Transaction Details and Burn Mechanics
The five addresses that moved the coins were completely emptied in the process, with the senders spending approximately $5.56 in transaction fees to permanently destroy the Bitcoin. At Monday's transaction time, the 107 Bitcoin represented roughly $13.4 million in value, though Bitcoin changed hands around $76,000 on Tuesday—far below its October peak of $126,000 when the destroyed funds would have been worth approximately $13.4 million.

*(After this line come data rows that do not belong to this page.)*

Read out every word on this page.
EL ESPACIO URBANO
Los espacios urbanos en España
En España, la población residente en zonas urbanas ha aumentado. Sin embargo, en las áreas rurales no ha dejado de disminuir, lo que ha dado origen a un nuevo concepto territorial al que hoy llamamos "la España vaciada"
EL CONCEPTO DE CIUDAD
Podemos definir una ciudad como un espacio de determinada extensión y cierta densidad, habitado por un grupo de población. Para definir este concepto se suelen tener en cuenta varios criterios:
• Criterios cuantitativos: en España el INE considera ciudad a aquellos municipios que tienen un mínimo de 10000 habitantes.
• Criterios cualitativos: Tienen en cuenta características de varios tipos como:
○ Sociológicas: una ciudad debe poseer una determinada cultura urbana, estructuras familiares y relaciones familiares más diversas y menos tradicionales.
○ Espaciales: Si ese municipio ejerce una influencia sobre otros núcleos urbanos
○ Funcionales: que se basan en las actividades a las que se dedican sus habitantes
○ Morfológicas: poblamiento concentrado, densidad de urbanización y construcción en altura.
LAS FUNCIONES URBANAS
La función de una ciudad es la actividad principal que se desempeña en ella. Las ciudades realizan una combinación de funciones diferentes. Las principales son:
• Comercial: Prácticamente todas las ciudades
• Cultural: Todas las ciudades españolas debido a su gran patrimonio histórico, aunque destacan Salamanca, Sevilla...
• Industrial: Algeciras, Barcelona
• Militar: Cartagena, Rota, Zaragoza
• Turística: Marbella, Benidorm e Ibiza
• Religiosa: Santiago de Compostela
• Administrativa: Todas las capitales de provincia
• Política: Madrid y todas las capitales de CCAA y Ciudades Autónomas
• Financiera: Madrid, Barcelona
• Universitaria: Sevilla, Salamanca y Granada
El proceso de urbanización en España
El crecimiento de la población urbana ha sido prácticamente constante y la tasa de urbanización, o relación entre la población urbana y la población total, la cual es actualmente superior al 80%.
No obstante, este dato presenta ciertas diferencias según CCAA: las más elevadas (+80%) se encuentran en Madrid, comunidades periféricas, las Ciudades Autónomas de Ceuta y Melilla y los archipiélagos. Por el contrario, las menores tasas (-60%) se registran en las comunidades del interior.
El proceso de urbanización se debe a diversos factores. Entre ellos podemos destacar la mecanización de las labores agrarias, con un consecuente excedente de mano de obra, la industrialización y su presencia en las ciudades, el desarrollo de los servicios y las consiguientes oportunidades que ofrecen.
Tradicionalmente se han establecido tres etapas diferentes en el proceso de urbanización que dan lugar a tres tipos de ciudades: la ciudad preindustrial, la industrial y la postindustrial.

Because all transactions occurred at the same moment and originated from addresses created in the same year, onlookers speculated the activity was tied to a single individual or group. The incident underscored one of Bitcoin's foundational design elements: once transactions are validated, they are added to a global ledger viewable by anyone with an internet connection, even though parties remain pseudonymous due to the nature of public keys.
Teori di Balik Penghancuran
Adam Back, pendiri dan CEO perusahaan infrastruktur Bitcoin Blockstream, berspekulasi dalam unggahan di X bahwa transaksi tersebut bisa menandai “accidental quantum bounty”, mengacu pada ancaman komputer kuantum yang semakin besar terhadap beberapa dompet Bitcoin.
Anggota komunitas dan pengembang lain mengajukan penjelasan alternatif. Salah satu pengamat menyebut transaksi tersebut mungkin berasal dari chatbot kecerdasan buatan yang memiliki akses ke dompet Bitcoin lalu mengalami malfungsi, dengan mengatakan: “Kamu benar sekali. Itu memang terlihat seperti saya mengirim Bitcoin ke alamat burn!”
Seorang pengembang berspekulasi bahwa Bitcoin dikirim ke alamat burn untuk memberi penyerang hadiah nol jika terjadi potensi wrench attack—serangan fisik atau ancaman terhadap seseorang untuk memaksa mereka menyerahkan aset digitalnya. Pengembang yang sama mencatat bahwa karena transaksi tersebut menampilkan parameter berbasis waktu, kemungkinan besar transaksi itu berasal dari dead man's switch, mekanisme keamanan otomatis yang mentransfer atau mengungkap akses ke cryptocurrency jika seseorang tidak berinteraksi dengan sistem dalam kerangka waktu yang ditetapkan.
Yang lain berspekulasi bahwa transaksi tersebut merupakan sebuah kesalahan, yang pada akhirnya justru meningkatkan kelangkaan Bitcoin—meski dalam jumlah yang tidak signifikan—karena dana tersebut tidak bisa lagi dimiliki oleh siapa pun di bawah aturan jaringan saat ini.